I felt just as far apart, just as distant from the gentleman on the plane as I did from the gentleman in the store, for different reasons, but with the same result: no connectivity.

As these two experiences converged, or met, or came together in my mind, I realized that it is a privilege and an honor to connect with another person. More importantly, what may be required to connect with one person may be totally differently than what is required to connect with another person.

So ladies, don't assume and presume like I did, that because someone has some similarities to you- looks like you, eats like you- that the connection should require less effort or no effort or the same effort as it did for the person before.

Instead of being critical or labeling that person in your office, or at your place of business or in your neigborhood as 'typical', ignorant, or strange, try to do something else - first.

Be conscious of the fact that perhaps what it may take to connect or understand from where this person is coming, is something that you may have never called forth from yourself before. Be concious of the fact that you may not possess what it takes to connect with that other person.

Although you are not going to want to connect with every stranger in the street and in the world, I think it is important to keep this at the forefront of our minds. It is quite easy to dismiss or ignore someone. It is a lot harder to pull back, step back and let someone just be - who they are.

So the next time you find yourself in a situation where you hear yourself thinking, "Look at that fool". Or think in an exasperated tone, "What is her problem!?" Be open to the fact that perhaps there truly is no problem, perhaps he is not a fool. Perhaps there is some kind of barrier, be it language, social, cultural or some other kind of barrier, that you can't even put your finger on.

Instead of judging, or labeling, just simply let it be. You see, sometimes in order for water to do its powerful and greatest work, it doesn't need to be dammed up, redirected or harnessed. Water can be at its most powerful for you, when you just stand back and look at it and let it be.

It simply needs to just swirl around your feet and envelope you in its essence. It needs to simply just be left to be. What takes your breath away: harnessed water going over a dam or a glimpse of an open, turquoise sea where the beads of light glisten and gleam upon its waves underneath the shining sun?
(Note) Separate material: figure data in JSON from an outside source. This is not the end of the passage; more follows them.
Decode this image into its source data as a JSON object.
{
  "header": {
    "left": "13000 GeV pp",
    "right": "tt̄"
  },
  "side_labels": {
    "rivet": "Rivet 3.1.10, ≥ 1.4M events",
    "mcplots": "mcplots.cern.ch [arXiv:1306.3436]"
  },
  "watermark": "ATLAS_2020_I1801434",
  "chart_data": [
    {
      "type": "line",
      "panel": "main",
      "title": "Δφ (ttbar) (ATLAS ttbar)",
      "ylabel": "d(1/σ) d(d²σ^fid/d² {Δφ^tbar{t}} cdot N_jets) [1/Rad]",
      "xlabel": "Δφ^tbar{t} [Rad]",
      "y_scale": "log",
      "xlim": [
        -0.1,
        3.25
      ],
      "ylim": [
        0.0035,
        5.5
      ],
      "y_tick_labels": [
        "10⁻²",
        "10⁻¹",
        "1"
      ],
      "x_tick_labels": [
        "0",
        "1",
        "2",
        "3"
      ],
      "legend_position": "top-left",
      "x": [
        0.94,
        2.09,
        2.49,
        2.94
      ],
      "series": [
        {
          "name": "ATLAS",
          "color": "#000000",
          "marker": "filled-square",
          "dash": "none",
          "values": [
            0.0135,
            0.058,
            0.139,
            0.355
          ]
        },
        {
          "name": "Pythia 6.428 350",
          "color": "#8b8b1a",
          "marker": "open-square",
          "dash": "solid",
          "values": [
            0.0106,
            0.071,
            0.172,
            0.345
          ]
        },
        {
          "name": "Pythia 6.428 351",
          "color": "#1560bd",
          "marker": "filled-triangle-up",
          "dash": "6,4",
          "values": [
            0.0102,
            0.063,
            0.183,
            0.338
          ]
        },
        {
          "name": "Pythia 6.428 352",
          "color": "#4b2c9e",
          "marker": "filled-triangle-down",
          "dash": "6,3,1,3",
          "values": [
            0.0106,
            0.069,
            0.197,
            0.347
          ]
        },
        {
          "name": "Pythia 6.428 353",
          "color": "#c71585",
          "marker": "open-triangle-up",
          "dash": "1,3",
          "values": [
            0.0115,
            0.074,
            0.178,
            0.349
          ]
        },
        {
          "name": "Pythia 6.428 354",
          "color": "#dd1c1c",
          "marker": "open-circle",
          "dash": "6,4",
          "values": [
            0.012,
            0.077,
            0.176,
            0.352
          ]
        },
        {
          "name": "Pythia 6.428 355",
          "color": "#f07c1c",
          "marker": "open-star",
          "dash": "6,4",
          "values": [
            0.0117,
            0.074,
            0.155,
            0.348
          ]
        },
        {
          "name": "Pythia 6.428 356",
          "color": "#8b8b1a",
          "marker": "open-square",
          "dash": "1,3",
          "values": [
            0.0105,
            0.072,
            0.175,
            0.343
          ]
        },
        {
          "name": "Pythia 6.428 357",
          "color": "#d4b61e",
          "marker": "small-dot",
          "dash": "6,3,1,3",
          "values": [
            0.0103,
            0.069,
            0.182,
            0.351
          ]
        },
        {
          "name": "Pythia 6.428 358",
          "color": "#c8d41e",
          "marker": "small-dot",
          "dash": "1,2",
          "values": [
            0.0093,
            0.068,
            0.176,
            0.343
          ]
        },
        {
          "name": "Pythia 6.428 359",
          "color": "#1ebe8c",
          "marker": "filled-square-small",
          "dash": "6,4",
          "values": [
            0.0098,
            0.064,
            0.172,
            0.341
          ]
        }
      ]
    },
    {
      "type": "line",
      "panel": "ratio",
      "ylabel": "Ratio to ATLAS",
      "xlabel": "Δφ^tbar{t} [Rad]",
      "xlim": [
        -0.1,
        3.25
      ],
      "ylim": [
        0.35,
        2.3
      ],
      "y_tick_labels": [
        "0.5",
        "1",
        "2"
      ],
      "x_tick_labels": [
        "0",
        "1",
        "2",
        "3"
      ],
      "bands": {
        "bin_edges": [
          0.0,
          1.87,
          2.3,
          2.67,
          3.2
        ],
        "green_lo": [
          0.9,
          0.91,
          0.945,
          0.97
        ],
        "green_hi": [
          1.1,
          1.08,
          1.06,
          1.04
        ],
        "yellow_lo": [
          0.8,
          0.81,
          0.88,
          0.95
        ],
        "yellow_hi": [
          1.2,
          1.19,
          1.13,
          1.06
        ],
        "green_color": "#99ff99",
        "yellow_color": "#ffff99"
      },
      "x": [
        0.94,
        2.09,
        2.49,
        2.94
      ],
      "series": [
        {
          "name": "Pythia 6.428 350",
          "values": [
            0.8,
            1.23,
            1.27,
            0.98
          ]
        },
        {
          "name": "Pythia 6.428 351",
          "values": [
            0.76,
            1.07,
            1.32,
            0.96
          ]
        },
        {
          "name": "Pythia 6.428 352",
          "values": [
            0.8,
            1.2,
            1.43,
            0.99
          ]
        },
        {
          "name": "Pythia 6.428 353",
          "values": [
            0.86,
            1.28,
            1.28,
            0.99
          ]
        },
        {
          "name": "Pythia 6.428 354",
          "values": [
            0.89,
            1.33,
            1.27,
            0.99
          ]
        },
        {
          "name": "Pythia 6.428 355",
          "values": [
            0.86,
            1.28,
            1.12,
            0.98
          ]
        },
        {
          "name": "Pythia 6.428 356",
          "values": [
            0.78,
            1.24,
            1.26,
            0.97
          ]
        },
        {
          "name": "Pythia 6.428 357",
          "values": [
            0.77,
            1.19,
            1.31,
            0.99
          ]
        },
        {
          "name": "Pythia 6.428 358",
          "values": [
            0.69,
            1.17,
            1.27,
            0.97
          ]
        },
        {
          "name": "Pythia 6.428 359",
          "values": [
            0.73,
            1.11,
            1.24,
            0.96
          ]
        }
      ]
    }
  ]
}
The next time you encounter someone who is different or difficult, it just may mean what is required [of you] is to just let him or her be. Wouldn't it be wonderful if you were given that gift in all the interactions that YOU have?

Give to others what you wish to receive. Not because it's tit for tat: I gave you this, so you give me that. But because you can. When you are conscious and cognizant about what you do and who you are, the need to control, harness, redirect, judge or criticize, diminishes.

It may not be meant for you to connect. When one 'connects' with another, it infers that the interaction is pleasant and/or effortless. When one does not connect, the connotation is negative.

Letting something, someone or even a situation 'be', is much harder and requires more of us. That in itself is a skill we all may need to hone.

Start with yourself and, "Just let yourself be."

When you do, that difficult person at work, that weird person in your neighborhood or that fool by the trashcan may cease to be, and transform into something more beautiful than you have ever known, right before your very eyes. That difficult situation my resolve itself. That pain and sadness may just ease and subside.

It's easy to jump quick to judgement. It's so much harder and far more rewarding to let something be, especially when that something is another person, situation or experience different from you or differnt from anything you have ever encountered before. Just stand there and be awed. Sometimes that is far more appropriate than to try to harness and control it. It just may turn out to be the most beautiful thing, person or situation that you have ever experienced.

1 comment:

Jelenia said...

This was awesome. It made me happy to be myself...for I am one of those people that constantly try to connect with strangers that I encounter just because....well, I just like PEOPLE.